Les indiens d’Amazonie

Ces quelques jours dans le village Alter de Chão nous permettent de poser le pied à terre et d’explorer la forêt amazonienne et les communautés indiennes qui y sont installées.

Accompagnés d’un guide local, nous descendons, à bord d’un dinghy, le Rio Tapajos, un affluent de l’Amazone. Au confluent des deux fleuves, nous découvrons un spectacle magnifique. Les eaux bleuâtres et transparentes du Rio Tapajos s’écoulent aux cotés des eaux boueuses du Rio Amazonas sur plusieurs kilomètres, avant de s’y confondre. L’explication de ce phénomène, donnée par notre guide, me laisse perplexe, mais je la trouve très poétique. Selon lui, la composition chimique de l’eau de l’Amazone est différente, et empêche le mélange : le fleuve Amazone contiendrait une molécule d’oxygène en plus, la molécule de la vie.

Nous accostons sur les berges du fleuve où des communautés se sont installées depuis plusieurs années.

indiens amazonie

Ces familles paysannes sont issues des migrations en provenance du Sud et du Sud-est du pays. Sous l’impulsion de décisions politiques diverses, elles ont colonisé l’Amazonie dans les années 60-70 grâce à diverses incitations foncières et financières. Elles ont généralement eu accès à la terre en bénéficiant d’un lot attribué par l’Etat. Si par le passé, l’installation de ces petits fermiers a entraîné une déforestation intense, notre guide nous explique qu’aujourd’hui, sous les pressions nationales et internationales et avec l’aide de nombreuses organisations non gouvernementales (ONG), le développement de ces communautés se voudrait durable. Ecologiquement, économiquement et socialement.

Les fermiers que nous visitons vivent de l’extraction de produits agricoles et forestiers, tel que le cacao ou le caoutchouc, n’entrainant pas une perte de la biodiversité. Face aux difficultés économiques liées à la dureté du climat et aux aléas du marché, ils apprennent à diversifier leurs revenus, et à valoriser par eux-mêmes leur production, notamment avec les routards de passage : une forme d’éco-tourisme.

peuple indien

Isolées, ces communautés sont éloignées de l’état central et des grandes villes. Pour palier un système éducatif déficient, le gouvernement a instauré l’enseignement par le biais de programmes de télévision. Les cours, dispensés depuis les grandes villes, sont filmés et retransmis à la télévision. Dans cette région du monde, chaque communauté dispose au moins d’un téléviseur, et il suffit d’un groupe électrogène ou de quelques panneaux solaires pour assurer leur fonctionnement. Tout au long de notre périple, nous avons dénombré de nombreuses communautés indiennes disposant d’antennes satellites.

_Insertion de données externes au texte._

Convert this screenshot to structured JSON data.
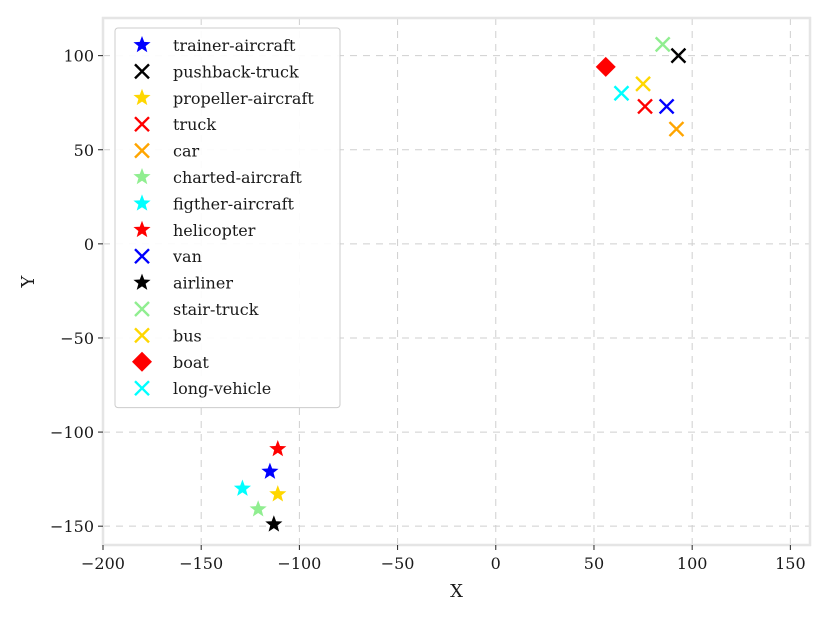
{
  "chart_data": {
    "type": "scatter",
    "title": "",
    "xlabel": "X",
    "ylabel": "Y",
    "xlim": [
      -200,
      160
    ],
    "ylim": [
      -160,
      120
    ],
    "xticks": [
      -200,
      -150,
      -100,
      -50,
      0,
      50,
      100,
      150
    ],
    "yticks": [
      -150,
      -100,
      -50,
      0,
      50,
      100
    ],
    "grid": true,
    "legend_position": "top-left",
    "series": [
      {
        "name": "trainer-aircraft",
        "marker": "star",
        "color": "#0000ff",
        "points": [
          [
            -115,
            -121
          ]
        ]
      },
      {
        "name": "pushback-truck",
        "marker": "x",
        "color": "#000000",
        "points": [
          [
            93,
            100
          ]
        ]
      },
      {
        "name": "propeller-aircraft",
        "marker": "star",
        "color": "#ffd700",
        "points": [
          [
            -111,
            -133
          ]
        ]
      },
      {
        "name": "truck",
        "marker": "x",
        "color": "#ff0000",
        "points": [
          [
            76,
            73
          ]
        ]
      },
      {
        "name": "car",
        "marker": "x",
        "color": "#ffa500",
        "points": [
          [
            92,
            61
          ]
        ]
      },
      {
        "name": "charted-aircraft",
        "marker": "star",
        "color": "#90ee90",
        "points": [
          [
            -121,
            -141
          ]
        ]
      },
      {
        "name": "figther-aircraft",
        "marker": "star",
        "color": "#00ffff",
        "points": [
          [
            -129,
            -130
          ]
        ]
      },
      {
        "name": "helicopter",
        "marker": "star",
        "color": "#ff0000",
        "points": [
          [
            -111,
            -109
          ]
        ]
      },
      {
        "name": "van",
        "marker": "x",
        "color": "#0000ff",
        "points": [
          [
            87,
            73
          ]
        ]
      },
      {
        "name": "airliner",
        "marker": "star",
        "color": "#000000",
        "points": [
          [
            -113,
            -149
          ]
        ]
      },
      {
        "name": "stair-truck",
        "marker": "x",
        "color": "#90ee90",
        "points": [
          [
            85,
            106
          ]
        ]
      },
      {
        "name": "bus",
        "marker": "x",
        "color": "#ffd700",
        "points": [
          [
            75,
            85
          ]
        ]
      },
      {
        "name": "boat",
        "marker": "diamond",
        "color": "#ff0000",
        "points": [
          [
            56,
            94
          ]
        ]
      },
      {
        "name": "long-vehicle",
        "marker": "x",
        "color": "#00ffff",
        "points": [
          [
            64,
            80
          ]
        ]
      }
    ]
  }
}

Les maladies, et notamment la malaria, sont une des principales préoccupations dans cette région du monde.

Toutes ces communautés localisées le long du fleuve nécessitent des soins. Régulièrement, le bateau-hôpital de Terre des Hommes, que nous croisons et visitons, remonte la rivière afin de soigner les populations.

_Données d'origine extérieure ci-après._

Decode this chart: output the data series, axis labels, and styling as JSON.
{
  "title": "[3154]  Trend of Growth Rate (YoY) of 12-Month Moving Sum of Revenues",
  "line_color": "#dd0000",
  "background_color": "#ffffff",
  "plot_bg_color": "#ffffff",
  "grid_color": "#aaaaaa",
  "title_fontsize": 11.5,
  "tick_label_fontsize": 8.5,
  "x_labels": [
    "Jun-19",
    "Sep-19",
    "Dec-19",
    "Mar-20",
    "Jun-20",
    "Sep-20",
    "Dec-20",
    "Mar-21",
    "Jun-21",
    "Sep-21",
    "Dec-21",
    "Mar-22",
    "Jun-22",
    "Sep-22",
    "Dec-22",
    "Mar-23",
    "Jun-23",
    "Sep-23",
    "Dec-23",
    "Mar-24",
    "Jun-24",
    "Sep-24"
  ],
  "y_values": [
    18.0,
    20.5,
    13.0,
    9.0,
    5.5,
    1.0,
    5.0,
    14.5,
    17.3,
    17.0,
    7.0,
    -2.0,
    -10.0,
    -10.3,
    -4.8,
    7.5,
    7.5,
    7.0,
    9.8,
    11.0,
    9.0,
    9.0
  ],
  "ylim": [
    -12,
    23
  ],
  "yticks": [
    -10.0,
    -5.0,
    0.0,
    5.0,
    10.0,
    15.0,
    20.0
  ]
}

De la jungle amazonienne vers la jungle … parisienne

Voilà déjà quinze jours que nous avons quitté Paris. La ville la plus proche est Santarem situé à 2 heures de route dans la forêt. Depuis l’aéroport, nous rejoignons Belem, et regagnons Rio et Paris. Dans nos bagages, un immense jakaré (crocodile) sculpté dans du bois, le seul specimen que nous ayons réellement vu.

Si je garde un magnifique souvenir de ce voyage sur le fleuve amazone, et de cette région du monde si méconnue, je me suis rendu compte de l’immense travail réalisé par les ONG qui mènent de nombreux projets afin d’assurer aux populations du fleuve une instruction, des soins et un développement durable.